前回の記事「「君の名は。」とDeNA「Welq」問題にみる、「結び」のマーケティングの重要性」はこちら
テクノロジーの民主化が「オルタナティブファクト」を生んだ
2017年は様々な意味で「変革の年」になるという気がするのは、自分だけではないでしょう。英国が「EU離脱」を宣言し、米国でトランプ政権が発足したことは、政治の世界だけの話ではありません。
これまでデジタルテクノロジーが推進してきた民主化は、ポジティブな文脈において、人々がインターネットでつながり、新しい接点を拡大してきたという「社会のコミュニケーションの活性化」を意味してきました。

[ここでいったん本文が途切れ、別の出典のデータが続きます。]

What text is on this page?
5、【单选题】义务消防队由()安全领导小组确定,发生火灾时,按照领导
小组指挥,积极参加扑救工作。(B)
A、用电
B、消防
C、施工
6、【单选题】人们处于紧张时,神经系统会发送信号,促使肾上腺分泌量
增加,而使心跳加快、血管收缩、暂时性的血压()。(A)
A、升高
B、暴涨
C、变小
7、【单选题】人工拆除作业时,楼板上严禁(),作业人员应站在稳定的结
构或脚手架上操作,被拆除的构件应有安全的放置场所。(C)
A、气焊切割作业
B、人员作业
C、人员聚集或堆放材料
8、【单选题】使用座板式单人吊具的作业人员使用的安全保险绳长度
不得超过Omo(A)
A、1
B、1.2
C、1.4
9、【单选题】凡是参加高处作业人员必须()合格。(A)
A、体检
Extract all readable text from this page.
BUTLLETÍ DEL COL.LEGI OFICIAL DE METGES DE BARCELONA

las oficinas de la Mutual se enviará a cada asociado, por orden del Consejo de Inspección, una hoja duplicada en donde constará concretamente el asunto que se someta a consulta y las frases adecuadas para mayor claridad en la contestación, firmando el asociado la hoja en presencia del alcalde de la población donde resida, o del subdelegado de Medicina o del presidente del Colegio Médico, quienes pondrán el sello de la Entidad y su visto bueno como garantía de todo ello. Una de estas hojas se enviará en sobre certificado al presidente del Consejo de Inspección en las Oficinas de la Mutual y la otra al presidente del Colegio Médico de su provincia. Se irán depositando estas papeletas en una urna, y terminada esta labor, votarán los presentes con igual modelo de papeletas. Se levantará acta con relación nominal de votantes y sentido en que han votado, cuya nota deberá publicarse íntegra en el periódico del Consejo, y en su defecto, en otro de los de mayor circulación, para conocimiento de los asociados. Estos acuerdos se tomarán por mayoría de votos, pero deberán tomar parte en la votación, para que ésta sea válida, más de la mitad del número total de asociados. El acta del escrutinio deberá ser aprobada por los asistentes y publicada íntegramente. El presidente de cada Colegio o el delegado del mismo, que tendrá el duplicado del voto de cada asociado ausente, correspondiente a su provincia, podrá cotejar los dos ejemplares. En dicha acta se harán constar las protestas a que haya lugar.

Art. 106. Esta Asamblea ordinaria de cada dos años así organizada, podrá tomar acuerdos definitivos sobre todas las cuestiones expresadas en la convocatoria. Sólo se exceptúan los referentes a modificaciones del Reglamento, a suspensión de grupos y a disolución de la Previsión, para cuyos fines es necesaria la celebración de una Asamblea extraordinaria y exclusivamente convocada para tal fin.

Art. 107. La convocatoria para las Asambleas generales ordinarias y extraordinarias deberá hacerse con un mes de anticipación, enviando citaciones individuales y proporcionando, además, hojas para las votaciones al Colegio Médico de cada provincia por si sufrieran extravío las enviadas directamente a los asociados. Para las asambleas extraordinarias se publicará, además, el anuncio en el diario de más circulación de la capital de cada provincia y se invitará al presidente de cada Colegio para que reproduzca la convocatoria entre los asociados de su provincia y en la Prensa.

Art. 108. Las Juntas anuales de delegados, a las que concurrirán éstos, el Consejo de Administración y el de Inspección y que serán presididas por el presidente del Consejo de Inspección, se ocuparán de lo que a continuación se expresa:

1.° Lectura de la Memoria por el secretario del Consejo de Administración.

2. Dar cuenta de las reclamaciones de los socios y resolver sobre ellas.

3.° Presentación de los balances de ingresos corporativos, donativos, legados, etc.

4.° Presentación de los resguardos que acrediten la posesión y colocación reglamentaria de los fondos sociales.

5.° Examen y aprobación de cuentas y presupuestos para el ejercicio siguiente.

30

しかしスマートフォンのようなパーソナルデバイスが普及してくると、誰でも情報にアクセスできるようになった挙句、人々は見たいものしか見なくなるという情報の偏向性も高くなります。だからこそ「広告ブロック」のようなアプリが好まれるだけでなく、そういう人々のコマーシャルメッセージに対するレーダーを回避するために、ステルスマーケティングとして巧妙な形でデジタル情報が氾濫するようにもなりました。
そしてトランプ大統領の登場によって、特にデジタルメディアは「オルタナティブファクト」をめぐる政治闘争の場所に変貌したと言っていいでしょう。現代は情報操作されているかどうかも含めて、自身にとって「何が正しいか」という判断が常に求められる状況になりつつあるのです。